Falso debate sobre liberdade é a porta de entrada para o ataque à vacinação no Brasil

Um evento bizarro aconteceu ontem (15) na praia de ponta negra. Negacionistas encheram o chão com cruzes de supostos mortos pelas vacinas contra covid. Os mortos? Indivíduos de países distantes que não permitem qualquer checagem. O jornalismo profissional não reportou tais óbitos, muito menos as agências sanitárias do Brasil e do mundo responsáveis pela vigilância epidemiológica e controle de vacinas e muito menos ainda os cientistas. Tratava-se de um cemitério fake news feito com imagens de whatsapp.

Cemitério fake news é exposto na praia de ponta negra por negacionistas antivacina

Chamados de antivacina e negacionistas, eles estrebucham. Não admitem a caracterização, pois alegam lutar apenas pela liberdade. Mas o “debate” sobre liberdade de tomar vacina ou não só existe caso tenhamos alguma dúvida sobre o benefício da imunização. Daí eles empreenderem diuturnamente contra os imunizantes com mentiras.

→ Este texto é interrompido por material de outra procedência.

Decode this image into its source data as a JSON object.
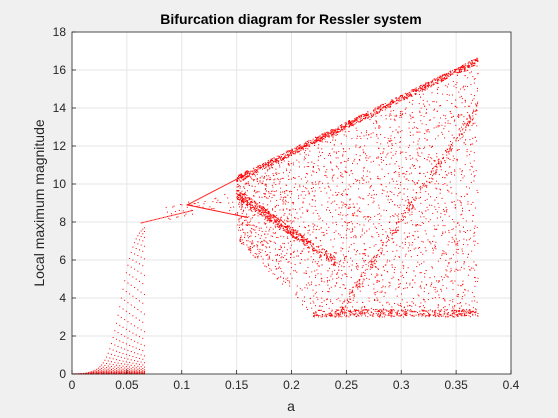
{
  "chart_data": {
    "type": "scatter",
    "title": "Bifurcation diagram for Ressler system",
    "xlabel": "a",
    "ylabel": "Local maximum magnitude",
    "xlim": [
      0,
      0.4
    ],
    "ylim": [
      0,
      18
    ],
    "xticks": [
      "0",
      "0.05",
      "0.1",
      "0.15",
      "0.2",
      "0.25",
      "0.3",
      "0.35",
      "0.4"
    ],
    "yticks": [
      "0",
      "2",
      "4",
      "6",
      "8",
      "10",
      "12",
      "14",
      "16",
      "18"
    ],
    "grid": true,
    "marker_color": "#ff0000",
    "sweep": {
      "a_start": 0.0,
      "a_end": 0.37,
      "transient_end_a": 0.063,
      "attractor_range_at_a_end": [
        3.0,
        16.0
      ]
    },
    "key_points": [
      {
        "a": 0.0,
        "y": 0.0
      },
      {
        "a": 0.063,
        "y": 8.0
      },
      {
        "a": 0.11,
        "y": 8.9
      },
      {
        "a": 0.145,
        "y": 9.8
      },
      {
        "a": 0.145,
        "y": 7.4
      },
      {
        "a": 0.2,
        "y": 11.0
      },
      {
        "a": 0.22,
        "y": 3.0
      },
      {
        "a": 0.26,
        "y": 12.5
      },
      {
        "a": 0.37,
        "y": 16.0
      },
      {
        "a": 0.37,
        "y": 3.0
      }
    ]
  }
}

O cavalo de Tróia sobre liberdade vacinal nunca ocorreu no Brasil e por um motivo bastante simples. Uma vez aprovada, as autoridades sanitárias, o ministério da saúde e o presidente vinham à público e passavam uma mensagem clara – a imunização é boa. Se é bom não há o que tergiversar. É algo distinto do que atravessamos agora.

Se a básica verdade for dita sobre o ato de se imunizar a discussão sobre liberdade simplesmente desaparece. Os pontos “liberdade” e antivacinação andam de mãos dadas porque, para tentar legitimar o ato de escolher se proteger ou não contra a covid, é necessário inventar aspectos negativos. Daí espalharem que as vacinas são experimentais, que geram mortes, infartos, mal súbito. E, além disso, justificarem que tomando ou não a pessoa pega o vírus, como se vacinados e não vacinados tivessem o mesmo desenrolar clínico diante da doença. Como se vacinados transmitissem o vírus do mesmo jeito que não vacinados.

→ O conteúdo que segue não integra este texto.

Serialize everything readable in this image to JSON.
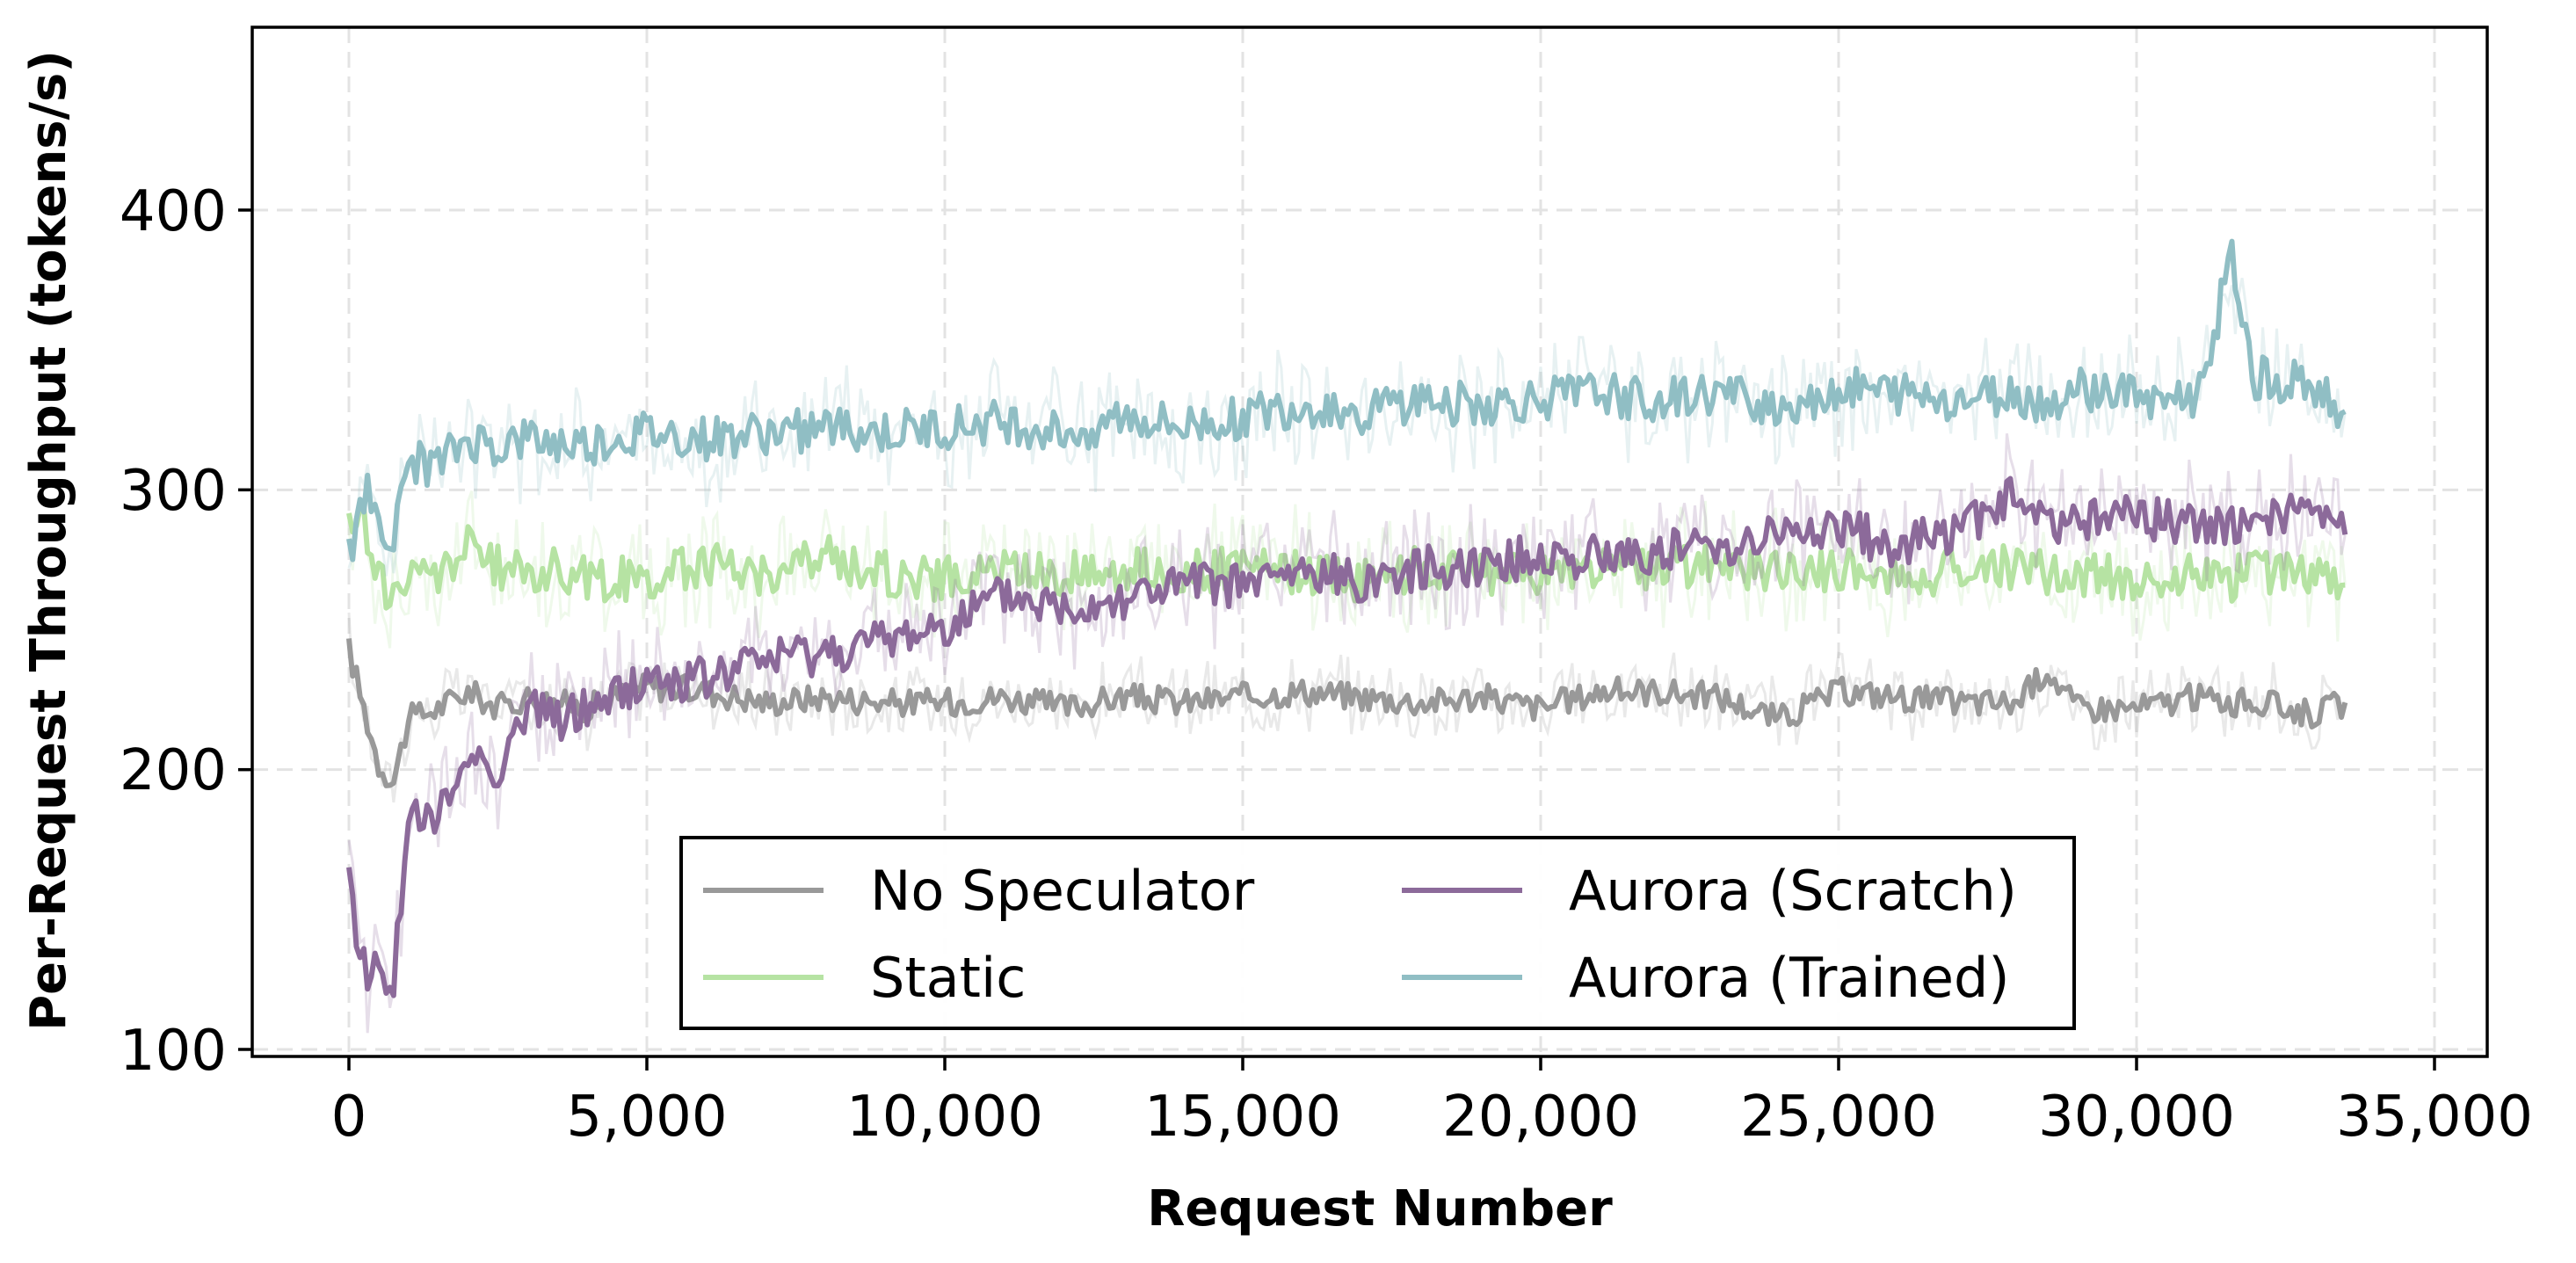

A lorota mais nova é dizer que as vacinas contra covid não imunizam porque a pessoa ainda pode ter a doença. Ora, além de ser menos grave, outras vacinas também tem a mesma lógica – a da gripe, a do sarampo, contra catapora etc. Outras também necessitam de reforço, tais como a da gripe, contra o tétano. Os negacionistas jogam com o desconhecimento.

A verborragia sobre liberdade é a porta de entrada para o negacionismo e a antivacinação. Basta observar, além da cena triste e lamentável em ponta negra, o discurso da médica Roberta Lacerda. As suas redes sociais estão lotadas de falsos números sobre mortes de vacinados, sobre falsas reações que levaram a óbito quem tomou a vacina contra covid, mas ela não quer ser chamada de antivacina. Inclusive, pressiona jornalistas com seu advogado para que a caracterização seja retirada do ar.

Tudo isto ocorre por um motivo. O presidente Jair Bolsonaro tenta manter sua base mais fiel, diante da crise econômica e da forma com que enfrentou pandemia, dando-lhes mais um aperitivo antissistema contra qual lutar. É no próprio governo federal que este falso debate nasce, o presidente é o principal garoto propaganda do direito de se expor ao vírus sem proteção e a respeito de ideias mentirosas sobre os imunizantes.

As consequências já são sentidas. Além de conhecer um movimento antivacinação, algo nunca antes visto no Brasil, a cobertura vacinal para sarampo, pólio etc já enfrentam quedas significativas. Trata-se de um projeto político que, para o bem da vida e da economia, deve ser derrotado.